2016 National League Wild Card Game
|  | 1 | 2 | 3 | 4 | 5 | 6 | 7 | 8 | 9 | R | H | E |
| San Francisco Giants | 0 | 0 | 0 | 0 | 0 | 0 | 0 | 0 | 3 | 3 | 5 | 0 |
| New York Mets | 0 | 0 | 0 | 0 | 0 | 0 | 0 | 0 | 0 | 0 | 4 | 0 |
- Date: October 5, 2016
- Venue: Citi Field
- City: Queens, New York
- Managers: Bruce Bochy (San Francisco Giants); Terry Collins (New York Mets);
- Umpires: C. B. Bucknor, Mike Everitt, Jeff Nelson, Mike Winters (crew chief), Quinn Wolcott and Jim Wolf Replay: Scott Barry and Mark Carlson
- Attendance: 44,747
- Ceremonial first pitch: Michael Fahy Jr.
- Television: ESPN
- TV announcers: Dan Shulman, Jessica Mendoza, Aaron Boone, and Buster Olney
- Radio: ESPN
- Radio announcers: Dave O'Brien and Jim Bowden

= 2016 National League Wild Card Game =

The 2016 National League Wild Card Game was a play-in game during Major League Baseball's (MLB) 2016 postseason played between the National League's (NL) two wild card teams, the New York Mets and the San Francisco Giants. As both teams finished with identical 87–75 records, a tiebreaker was used to determine the host team. In accordance with MLB tiebreaking rules, the Mets earned the right to host the game by winning their season series against the Giants 4–3.

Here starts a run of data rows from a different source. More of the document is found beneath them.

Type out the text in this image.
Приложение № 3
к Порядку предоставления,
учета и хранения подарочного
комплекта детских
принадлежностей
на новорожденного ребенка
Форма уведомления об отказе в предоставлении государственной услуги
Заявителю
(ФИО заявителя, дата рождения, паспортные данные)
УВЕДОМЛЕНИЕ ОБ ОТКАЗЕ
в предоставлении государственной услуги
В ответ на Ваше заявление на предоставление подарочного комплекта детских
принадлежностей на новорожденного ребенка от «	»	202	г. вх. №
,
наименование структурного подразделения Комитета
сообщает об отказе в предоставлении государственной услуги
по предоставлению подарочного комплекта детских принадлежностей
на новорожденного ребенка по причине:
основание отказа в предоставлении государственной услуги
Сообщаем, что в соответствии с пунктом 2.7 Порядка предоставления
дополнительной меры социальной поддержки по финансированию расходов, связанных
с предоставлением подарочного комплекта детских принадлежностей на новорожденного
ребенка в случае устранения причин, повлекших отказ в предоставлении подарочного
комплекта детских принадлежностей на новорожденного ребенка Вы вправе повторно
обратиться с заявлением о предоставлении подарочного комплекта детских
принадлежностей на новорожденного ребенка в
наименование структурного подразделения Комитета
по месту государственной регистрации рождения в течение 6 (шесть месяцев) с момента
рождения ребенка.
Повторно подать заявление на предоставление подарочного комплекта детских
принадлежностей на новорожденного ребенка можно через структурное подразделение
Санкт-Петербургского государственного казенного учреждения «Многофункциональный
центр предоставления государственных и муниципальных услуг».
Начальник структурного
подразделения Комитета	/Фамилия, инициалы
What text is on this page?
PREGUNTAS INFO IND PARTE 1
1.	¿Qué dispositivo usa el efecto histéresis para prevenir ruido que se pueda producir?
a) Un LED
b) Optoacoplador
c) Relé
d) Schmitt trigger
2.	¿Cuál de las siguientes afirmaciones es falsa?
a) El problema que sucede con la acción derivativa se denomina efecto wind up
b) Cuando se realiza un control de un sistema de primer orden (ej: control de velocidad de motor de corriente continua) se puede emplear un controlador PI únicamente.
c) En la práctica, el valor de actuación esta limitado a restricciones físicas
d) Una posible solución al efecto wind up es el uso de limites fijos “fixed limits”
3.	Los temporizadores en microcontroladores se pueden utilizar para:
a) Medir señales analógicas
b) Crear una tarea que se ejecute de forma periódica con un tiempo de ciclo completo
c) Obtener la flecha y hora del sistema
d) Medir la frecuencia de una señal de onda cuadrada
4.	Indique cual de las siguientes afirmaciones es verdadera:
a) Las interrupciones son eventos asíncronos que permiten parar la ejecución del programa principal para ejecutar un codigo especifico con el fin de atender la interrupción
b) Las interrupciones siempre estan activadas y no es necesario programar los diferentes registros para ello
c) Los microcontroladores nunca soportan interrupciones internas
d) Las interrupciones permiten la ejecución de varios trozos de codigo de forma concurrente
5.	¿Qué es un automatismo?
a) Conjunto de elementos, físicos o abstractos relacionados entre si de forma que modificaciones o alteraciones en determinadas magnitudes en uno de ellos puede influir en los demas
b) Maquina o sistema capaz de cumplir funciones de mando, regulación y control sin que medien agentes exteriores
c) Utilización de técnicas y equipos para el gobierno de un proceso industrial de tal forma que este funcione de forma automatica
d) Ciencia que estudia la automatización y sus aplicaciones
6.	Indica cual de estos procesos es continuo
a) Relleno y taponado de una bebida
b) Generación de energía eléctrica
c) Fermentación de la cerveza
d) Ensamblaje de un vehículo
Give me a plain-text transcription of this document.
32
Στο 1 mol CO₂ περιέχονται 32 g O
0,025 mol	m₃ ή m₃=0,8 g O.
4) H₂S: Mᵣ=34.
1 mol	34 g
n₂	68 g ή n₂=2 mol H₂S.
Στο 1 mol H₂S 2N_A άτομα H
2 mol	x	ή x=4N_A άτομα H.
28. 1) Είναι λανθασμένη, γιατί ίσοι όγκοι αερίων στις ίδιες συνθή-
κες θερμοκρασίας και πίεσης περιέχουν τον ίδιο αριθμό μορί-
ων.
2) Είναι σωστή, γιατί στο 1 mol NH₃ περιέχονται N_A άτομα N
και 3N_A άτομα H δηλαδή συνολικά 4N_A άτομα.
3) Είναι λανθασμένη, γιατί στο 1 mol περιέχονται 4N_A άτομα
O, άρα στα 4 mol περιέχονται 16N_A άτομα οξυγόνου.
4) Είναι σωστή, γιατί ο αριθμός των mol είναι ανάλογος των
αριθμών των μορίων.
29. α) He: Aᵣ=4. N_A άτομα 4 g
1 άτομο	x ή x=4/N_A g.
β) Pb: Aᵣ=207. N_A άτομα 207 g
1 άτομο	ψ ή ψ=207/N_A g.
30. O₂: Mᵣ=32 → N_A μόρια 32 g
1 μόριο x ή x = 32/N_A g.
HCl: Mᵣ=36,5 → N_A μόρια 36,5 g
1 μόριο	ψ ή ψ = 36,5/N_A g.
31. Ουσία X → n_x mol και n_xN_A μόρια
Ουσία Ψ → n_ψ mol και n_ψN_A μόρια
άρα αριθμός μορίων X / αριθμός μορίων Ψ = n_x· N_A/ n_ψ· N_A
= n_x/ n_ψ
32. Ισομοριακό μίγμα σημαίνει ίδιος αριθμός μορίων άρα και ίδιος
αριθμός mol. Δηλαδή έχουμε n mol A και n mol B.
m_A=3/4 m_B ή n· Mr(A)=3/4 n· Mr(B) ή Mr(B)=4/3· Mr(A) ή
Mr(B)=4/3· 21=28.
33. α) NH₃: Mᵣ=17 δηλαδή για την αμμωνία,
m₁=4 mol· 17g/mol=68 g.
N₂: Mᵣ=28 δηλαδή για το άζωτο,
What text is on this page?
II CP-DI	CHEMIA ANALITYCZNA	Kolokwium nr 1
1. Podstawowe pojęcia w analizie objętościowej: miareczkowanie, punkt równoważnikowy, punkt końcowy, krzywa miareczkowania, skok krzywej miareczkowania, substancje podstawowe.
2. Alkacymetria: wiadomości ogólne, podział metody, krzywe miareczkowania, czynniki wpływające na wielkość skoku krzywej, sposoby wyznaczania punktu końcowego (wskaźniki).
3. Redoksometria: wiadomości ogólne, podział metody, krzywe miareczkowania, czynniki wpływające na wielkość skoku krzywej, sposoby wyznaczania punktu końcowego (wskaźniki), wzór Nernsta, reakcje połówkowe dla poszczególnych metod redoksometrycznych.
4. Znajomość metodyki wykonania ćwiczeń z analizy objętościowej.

The game was played on October 5, 2016 at Citi Field in Queens, New York, and the winner advanced to play the first-seeded Chicago Cubs in the NL Division Series. It was televised in the United States on ESPN.

The Giants defeated the Mets, 3-0.

==Background==

This was New York's third postseason appearance as a Wild Card team, following 1999 and 2000. This was their second consecutive postseason appearance after winning the National League pennant the previous season. Meanwhile, this was also San Francisco's third postseason appearance as a Wild Card team, following 2002 and 2014, the latter of which they went on to win the World Series. This was their fourth postseason appearance in seven years.

This was the second postseason meeting between the Mets and the Giants, New York won the only previous meeting in the 2000 National League Division Series in four games.

==Game results==
===Line score===

With the winner advancing and the loser finished for the year, each team sent its best starting pitcher to the mound, and the game was a pitchers' duel between the Mets' Noah Syndergaard and the Giants' Madison Bumgarner. Syndergaard did not allow a hit until the sixth inning, and finished with seven scoreless innings and ten strikeouts. On the other side, Bumgarner matched zeroes with Syndergaard. In the top of the sixth, with two outs and a runner on second, Curtis Granderson made a solid catch in center field on a drive by Brandon Belt to preserve the shutout. In the top of the eighth, reliever Addison Reed allowed the Giants to load the bases with two outs on a single and two walks (one intentional), but struck out Hunter Pence to end the inning. In the bottom of the inning, with a runner on second, a hard line drive by Asdrúbal Cabrera right at Bumgarner ended the threat.

In the top of the ninth, Mets closer Jeurys Familia allowed a leadoff double to Brandon Crawford, then after Angel Pagan struck out and Joe Panik walked, journeyman infielder Conor Gillaspie hit a three-run home run to deep right to break the scoreless tie and give the Giants a 3−0 lead. In the bottom of the ninth, Bumgarner returned to the mound and set down the Mets in order for a complete-game shutout. Exactly as he had done in the 2014 National League Wild Card Game, Bumgarner had tossed a four-hit shutout to send the Giants to the NLDS.

Wednesday, October 5, 2016 8:08 pm (EDT) at Citi Field in Queens, New York, 62 °F (17 °C), clear
| Team | 1 | 2 | 3 | 4 | 5 | 6 | 7 | 8 | 9 | R | H | E |
| San Francisco | 0 | 0 | 0 | 0 | 0 | 0 | 0 | 0 | 3 | 3 | 5 | 0 |
| New York | 0 | 0 | 0 | 0 | 0 | 0 | 0 | 0 | 0 | 0 | 4 | 0 |
WP: Madison Bumgarner (1–0) LP: Jeurys Familia (0–1) Home runs: SF: Conor Gillaspie (1) NYM: None Attendance: 44,747 Boxscore

==In popular culture==
The Strokes frontman Julian Casablancas, a lifelong fan of the Mets, wrote the 2020 song "Ode to the Mets" while waiting for the 7 train at Mets-Willets Point station immediately following the game; The song is the closing track on The Strokes' 2020 album The New Abnormal. Fabrizio Moretti, the band's drummer, has stated that both the Mets and the song evoke “something that you set your heart to and that you love unconditionally but that continues to disappoint you.”